Créations

“Jour de souffrance” : Extrait 2

Jour de souffrance" : Extrait 2Catherine Millet, Jour de souffrance, éditions Flammarion, 2008, 264 p.


pp. 246-249

 

C’est à peine si j’ai parlé de ma lecture à Jacques et je ne suis pas même certaine d’être revenue sur le sujet en présence de celui qui me l’avait recommandée. L’histoire de Lol V. Stein m’était apparue clairement, mais je n’en fis d’abord rien, je la réservais. En fait, je ne l’ai interprétée en toute conscience que bien plus tard, quand j’écrivis mon livre sur Salvador Dalí, où il est beaucoup question de voyeurisme et de sensation d’expulsion. Quand vous venez de traverser une épreuve qui vous coûte une grande fatigue, un voyage par exemple, fait dans de difficiles conditions physiques, n’êtes-vous pas parfois tenté de remettre à plus tard le moment du repos mérité, de ne pas vous précipiter pour profiter immédiatement d’avoir atteint le but, ne préférez-vous pas attendre, ou, sur votre lancée, accomplir un dernier effort, ranger la chambre avant de vous mettre au lit, rassembler vos forces pour gravir encore quelques mètres et profiter d’un panorama plus vaste, ceci afin de vous installer une dernière fois dans la sensation masochiste de vos muscles endoloris, de la prolonger avant le soulagement promis ? Je n’ai pas secoué tout de suite mon ankylose. Quand j’avais lu des ouvrages de psychanalyse, je m’étais toujours émerveillée de l’évidence avec laquelle se soldaient les cas rapportés : le névrosé exposait plus ou moins longuement ses souvenirs d’enfance et ses rêves ; ceux-ci d’ailleurs lui revenaient avec une netteté que j’enviais ; à la faveur d’un lapsus, d’un détail dans un rêve, l’origine de sa manie, ou de son inhibition ou de sa phobie surgissait comme un diable de la boîte de son inconscient. Eurêka ! Un indice décisif lui permettait de remonter d’un seul élan le fil de son complot contre lui-même. Je n’ai pas bénéficié d’un dénouement aussi brillant, j’ai seulement commencé à aller mieux, les crises se sont espacées et arriva le moment où je me dis que je n’étais pas en analyse pour relater mes tracas de bureau.
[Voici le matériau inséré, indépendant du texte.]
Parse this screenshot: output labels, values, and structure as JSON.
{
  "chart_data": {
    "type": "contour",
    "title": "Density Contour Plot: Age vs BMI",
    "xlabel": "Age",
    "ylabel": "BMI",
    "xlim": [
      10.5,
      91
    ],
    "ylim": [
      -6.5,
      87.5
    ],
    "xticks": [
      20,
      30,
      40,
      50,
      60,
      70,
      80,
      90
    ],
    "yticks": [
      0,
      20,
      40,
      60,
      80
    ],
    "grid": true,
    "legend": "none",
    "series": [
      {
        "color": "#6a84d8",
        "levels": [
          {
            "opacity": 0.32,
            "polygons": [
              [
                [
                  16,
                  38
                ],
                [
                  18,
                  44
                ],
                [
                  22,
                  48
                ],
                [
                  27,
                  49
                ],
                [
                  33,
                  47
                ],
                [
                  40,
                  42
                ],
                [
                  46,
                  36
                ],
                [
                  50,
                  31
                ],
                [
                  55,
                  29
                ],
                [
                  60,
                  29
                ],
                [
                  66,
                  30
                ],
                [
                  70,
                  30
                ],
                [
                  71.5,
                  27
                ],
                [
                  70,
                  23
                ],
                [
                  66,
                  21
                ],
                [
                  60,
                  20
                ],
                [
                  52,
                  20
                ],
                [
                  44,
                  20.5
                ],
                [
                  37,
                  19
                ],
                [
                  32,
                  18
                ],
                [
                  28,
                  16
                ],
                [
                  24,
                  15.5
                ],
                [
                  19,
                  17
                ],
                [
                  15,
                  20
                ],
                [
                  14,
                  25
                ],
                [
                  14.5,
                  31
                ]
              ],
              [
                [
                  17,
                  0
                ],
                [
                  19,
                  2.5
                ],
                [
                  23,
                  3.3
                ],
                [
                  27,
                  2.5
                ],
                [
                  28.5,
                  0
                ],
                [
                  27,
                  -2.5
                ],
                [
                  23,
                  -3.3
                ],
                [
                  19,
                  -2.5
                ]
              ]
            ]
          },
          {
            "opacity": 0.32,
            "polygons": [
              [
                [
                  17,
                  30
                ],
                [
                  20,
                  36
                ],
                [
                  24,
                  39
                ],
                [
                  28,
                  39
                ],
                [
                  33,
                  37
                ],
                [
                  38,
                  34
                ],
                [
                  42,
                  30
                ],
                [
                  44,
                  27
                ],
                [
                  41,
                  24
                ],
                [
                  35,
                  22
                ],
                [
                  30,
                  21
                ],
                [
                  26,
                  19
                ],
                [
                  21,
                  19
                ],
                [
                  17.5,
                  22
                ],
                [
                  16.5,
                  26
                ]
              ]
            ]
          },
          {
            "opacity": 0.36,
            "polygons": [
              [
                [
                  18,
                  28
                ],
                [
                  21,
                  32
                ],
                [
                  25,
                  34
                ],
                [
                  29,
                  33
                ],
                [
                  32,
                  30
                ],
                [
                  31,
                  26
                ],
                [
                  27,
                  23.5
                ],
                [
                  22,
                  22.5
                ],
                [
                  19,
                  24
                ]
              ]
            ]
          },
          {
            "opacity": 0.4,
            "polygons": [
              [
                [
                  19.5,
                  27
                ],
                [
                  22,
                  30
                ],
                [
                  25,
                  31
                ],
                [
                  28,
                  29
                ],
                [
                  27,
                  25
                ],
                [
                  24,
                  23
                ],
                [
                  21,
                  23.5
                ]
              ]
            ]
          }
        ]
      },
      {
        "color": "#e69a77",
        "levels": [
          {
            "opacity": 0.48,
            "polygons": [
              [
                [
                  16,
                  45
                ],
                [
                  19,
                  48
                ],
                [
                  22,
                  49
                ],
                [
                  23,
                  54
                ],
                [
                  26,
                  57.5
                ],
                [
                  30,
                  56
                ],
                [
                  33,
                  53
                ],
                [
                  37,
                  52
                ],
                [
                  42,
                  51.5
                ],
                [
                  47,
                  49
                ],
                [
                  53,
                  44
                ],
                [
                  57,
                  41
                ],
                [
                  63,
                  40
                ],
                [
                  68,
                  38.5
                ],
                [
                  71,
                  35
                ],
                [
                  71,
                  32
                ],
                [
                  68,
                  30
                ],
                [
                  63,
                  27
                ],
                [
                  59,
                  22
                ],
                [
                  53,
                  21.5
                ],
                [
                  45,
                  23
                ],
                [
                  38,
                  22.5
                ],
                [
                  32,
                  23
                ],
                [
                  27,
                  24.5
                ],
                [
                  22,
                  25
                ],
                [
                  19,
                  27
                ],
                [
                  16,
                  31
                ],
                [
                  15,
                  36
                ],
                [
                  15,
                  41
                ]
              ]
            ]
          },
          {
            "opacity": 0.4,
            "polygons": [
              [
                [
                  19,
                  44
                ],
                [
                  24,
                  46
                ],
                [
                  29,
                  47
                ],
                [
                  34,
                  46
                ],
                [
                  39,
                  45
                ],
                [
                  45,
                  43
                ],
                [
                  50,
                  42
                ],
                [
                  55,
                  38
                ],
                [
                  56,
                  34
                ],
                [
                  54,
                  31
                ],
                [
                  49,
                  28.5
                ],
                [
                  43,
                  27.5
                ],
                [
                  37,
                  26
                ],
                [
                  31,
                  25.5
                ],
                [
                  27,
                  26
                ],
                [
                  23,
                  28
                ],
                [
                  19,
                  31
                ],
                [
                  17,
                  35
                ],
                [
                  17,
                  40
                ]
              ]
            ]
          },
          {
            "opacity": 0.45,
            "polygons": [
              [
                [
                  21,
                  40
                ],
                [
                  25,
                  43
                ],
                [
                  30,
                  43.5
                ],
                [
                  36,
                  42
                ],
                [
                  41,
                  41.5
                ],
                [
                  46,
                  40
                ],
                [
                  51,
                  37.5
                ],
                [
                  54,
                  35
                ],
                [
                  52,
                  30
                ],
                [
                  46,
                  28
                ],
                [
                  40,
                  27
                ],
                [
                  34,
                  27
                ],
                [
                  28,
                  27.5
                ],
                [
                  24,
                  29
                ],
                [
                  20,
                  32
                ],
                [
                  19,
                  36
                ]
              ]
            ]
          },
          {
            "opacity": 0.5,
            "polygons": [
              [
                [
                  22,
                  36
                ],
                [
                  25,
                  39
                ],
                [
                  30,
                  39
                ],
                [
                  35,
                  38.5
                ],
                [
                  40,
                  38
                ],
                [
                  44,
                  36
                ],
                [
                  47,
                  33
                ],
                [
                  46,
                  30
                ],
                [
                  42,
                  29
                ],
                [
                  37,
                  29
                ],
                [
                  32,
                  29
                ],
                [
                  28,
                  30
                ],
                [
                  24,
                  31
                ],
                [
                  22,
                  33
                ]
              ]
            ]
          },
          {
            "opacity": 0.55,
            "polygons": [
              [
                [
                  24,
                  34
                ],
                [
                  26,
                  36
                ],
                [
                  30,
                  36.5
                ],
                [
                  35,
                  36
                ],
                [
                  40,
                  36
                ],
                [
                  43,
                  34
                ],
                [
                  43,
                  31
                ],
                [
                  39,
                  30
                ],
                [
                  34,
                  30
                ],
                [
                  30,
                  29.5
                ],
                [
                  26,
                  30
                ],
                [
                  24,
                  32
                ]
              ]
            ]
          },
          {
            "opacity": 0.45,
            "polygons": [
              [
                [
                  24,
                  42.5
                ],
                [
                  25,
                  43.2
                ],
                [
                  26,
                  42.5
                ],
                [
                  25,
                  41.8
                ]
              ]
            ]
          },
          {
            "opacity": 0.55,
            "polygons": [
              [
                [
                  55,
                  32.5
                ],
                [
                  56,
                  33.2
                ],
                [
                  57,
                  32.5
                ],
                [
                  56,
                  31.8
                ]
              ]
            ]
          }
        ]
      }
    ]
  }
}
Le docteur M. avait déménagé et au lieu d’étaler mes souvenirs et mes sentiments comme des fruits que l’on met à sécher dans une lumière tamisée, et de les voir prendre la chaude coloration du lieu, voilà que je parlais dans un cabinet en mezzanine qui ne recevait le jour que par un œil-de-bœuf donnant sur une salle d’attente très sombre. On entrait par une porte sous le porche de l’immeuble dans ce qui devait être une ancienne loge de concierge et qui n’était éclairée que par une verrière, assez large il est vrai, mais donnant sur la cour. Une partie de cette étroite salle d’attente se trouvait sous la mezzanine, et donc dans un renfoncement qui favorisait la sensation d’oppression. Je ne pénétrais pas dans ce lieu avec l’espoir que les pensées morbides s’échappent en particules aériennes, j’aurais craint plutôt de me morfondre dans la grisaille. J’avais commencé à écrire La Vie sexuelle de Catherine M. Quand j’avais reçu le contrat de l’éditeur, cela avait été l’occasion de l’annoncer gaiement au cours d’une séance qui avait encore lieu dans le cabinet lumineux. Maintenant, les séances étaient de plus en plus consacrées à la question de savoir si je devais ou non arrêter l’analyse… À chaque fois, le docteur me raccompagnait jusqu’à la porte en me disant « à jeudi prochain », ou « à la semaine prochaine ». Finalement, un jour, j’ai secoué la tête en répondant que non, je me suis défendue en avançant que j’avais besoin de temps, « du temps pour écrire ce livre ». J’ai dévalé l’étroit escalier reliant le cabinet à la salle d’attente. Je peux dire que je me suis sauvée.